En rentrant en France, elle a commencé à ajouter des mots sous ses papillons. Elle leur faisait la conversation, organisait des débats. Elle aimait fabriquer des rencontres. Des connexions, des histoires qui démarrent, qui s'enflamment. Ou pas. C'est comme cela qu'elle a réuni à la même table plus de 600 personnes aux bras tatoués, afin qu'ils racontent toutes les histoires possibles. Un travelling à l'infini offre au spectateur une fresque-freaks, une passerelle éthnicorganique, un continent oublié, un Pow-Wow géant. Elle fait la même chose lorsque pendant la fête des morts, elle organise des combats de bras de fer dans les villages du Yucatan. 
Des étudiantes aux Beaux-Arts haranguent la foule, comme pour un combat de Lucha Libre, et invite à se mesurer à la "Chica Mariposa". Elle fait le show et lutte comme elle le peut avec les habitants. Les yeux dans les yeux. La main dans la main. Elle s'était entraînée pendant 6 mois avant la performance, avec un champion de bras de fer poids moyen. Il s'agissait de ne pas se faire mal et de pouvoir résister pour que le jeu prenne. 
Comment autrement aurait-elle pu rencontrer tous ces gens, les sentir, les toucher et rire avec eux. Au montage ensuite, elle ne gardera des images enregistrées que les moments où les mains se prennent, les doigts s'enlacent et les regards se trouvent. L'intimité du monde. DO NOT DISTURB.

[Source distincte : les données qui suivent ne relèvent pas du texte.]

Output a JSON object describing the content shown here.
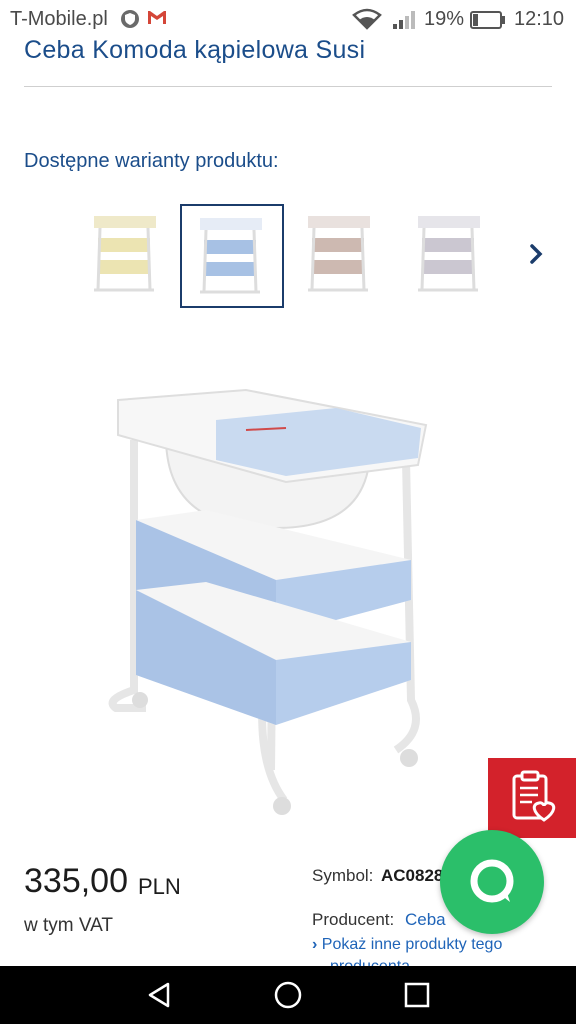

Le Panlogon prenait du chiffre. Elle gambadait en pleine autofiction. Toujours sur la tranche. Ou dans la brèche. Une fois, elle le voulait tellement, elle était allée spécialement à la NASA pour téléphoner. De la salle des communications du Johnson Space Center, elle avait appelé tous ses proches. "Allo ? Ici Houston". Une connexion géante, Ground Control to Major Tom. Tous étaient OK. Le décollage était prêt. Ça lui avait coûté un max sur son forfait Bouygues. La vie allait bon train.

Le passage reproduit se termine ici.